Ratio of radius of gyration of a hollow sphere to that of a solid cylinder of equal mass, for moment of Inertia about their diameter axis AB as shown in figure is $$\sqrt{8/x}$$. The value of $$x$$ is :

For a hollow sphere of mass $$M$$ and radius $$R$$, the moment of inertia about its diameter is:

$$I_1 = \frac{2}{3}MR^2$$

The radius of gyration is $$k_1 = \sqrt{\frac{I_1}{M}} = \sqrt{\frac{2}{3}R^2}$$

For the solid cylinder of mass $$M$$, radius $$R$$, and length $$L = 4R$$, the axis AB passes through one end.
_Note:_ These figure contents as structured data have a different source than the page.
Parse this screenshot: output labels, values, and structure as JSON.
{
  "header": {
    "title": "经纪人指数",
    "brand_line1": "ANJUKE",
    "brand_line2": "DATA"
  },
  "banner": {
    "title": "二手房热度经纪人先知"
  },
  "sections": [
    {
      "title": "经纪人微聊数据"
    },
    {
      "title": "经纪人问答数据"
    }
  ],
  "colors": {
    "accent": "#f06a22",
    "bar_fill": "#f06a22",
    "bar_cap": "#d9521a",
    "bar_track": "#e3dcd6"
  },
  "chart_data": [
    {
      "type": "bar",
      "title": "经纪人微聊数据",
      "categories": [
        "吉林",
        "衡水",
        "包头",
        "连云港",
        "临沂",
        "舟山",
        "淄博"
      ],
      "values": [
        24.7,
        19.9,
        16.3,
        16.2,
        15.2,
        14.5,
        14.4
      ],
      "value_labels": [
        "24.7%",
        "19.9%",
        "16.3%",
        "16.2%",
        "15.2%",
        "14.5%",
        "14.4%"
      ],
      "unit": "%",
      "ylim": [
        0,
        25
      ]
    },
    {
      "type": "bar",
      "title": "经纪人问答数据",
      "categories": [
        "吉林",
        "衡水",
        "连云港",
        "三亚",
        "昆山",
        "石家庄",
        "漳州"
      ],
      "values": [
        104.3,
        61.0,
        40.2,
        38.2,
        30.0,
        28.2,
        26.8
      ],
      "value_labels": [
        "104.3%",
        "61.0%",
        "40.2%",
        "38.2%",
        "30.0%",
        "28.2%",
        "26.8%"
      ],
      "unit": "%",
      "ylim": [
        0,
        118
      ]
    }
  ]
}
Using the Parallel Axis Theorem:

$$I_2 = I_{cm} + M\left(\frac{L}{2}\right)^2$$

$$I_2 = M\left(\frac{R^2}{4} + \frac{L^2}{12}\right) + M\frac{L^2}{4} = M\left(\frac{R^2}{4} + \frac{L^2}{3}\right)$$

$$I_2 = M\left(\frac{R^2}{4} + \frac{(4R)^2}{3}\right) = M\left(\frac{R^2}{4} + \frac{16R^2}{3}\right)$$

$$I_2 = MR^2 \left(\frac{3 + 64}{12}\right) = \frac{67}{12}MR^2$$

The radius of gyration is $$k_2 = \sqrt{\frac{I_2}{M}} = \sqrt{\frac{67}{12}R^2}$$

$$\text{Ratio} = \frac{k_1}{k_2} = \frac{\sqrt{\frac{2}{3}R^2}}{\sqrt{\frac{67}{12}R^2}}$$ = $$\sqrt{\frac{8}{67}}$$

$$x\ =\ 67$$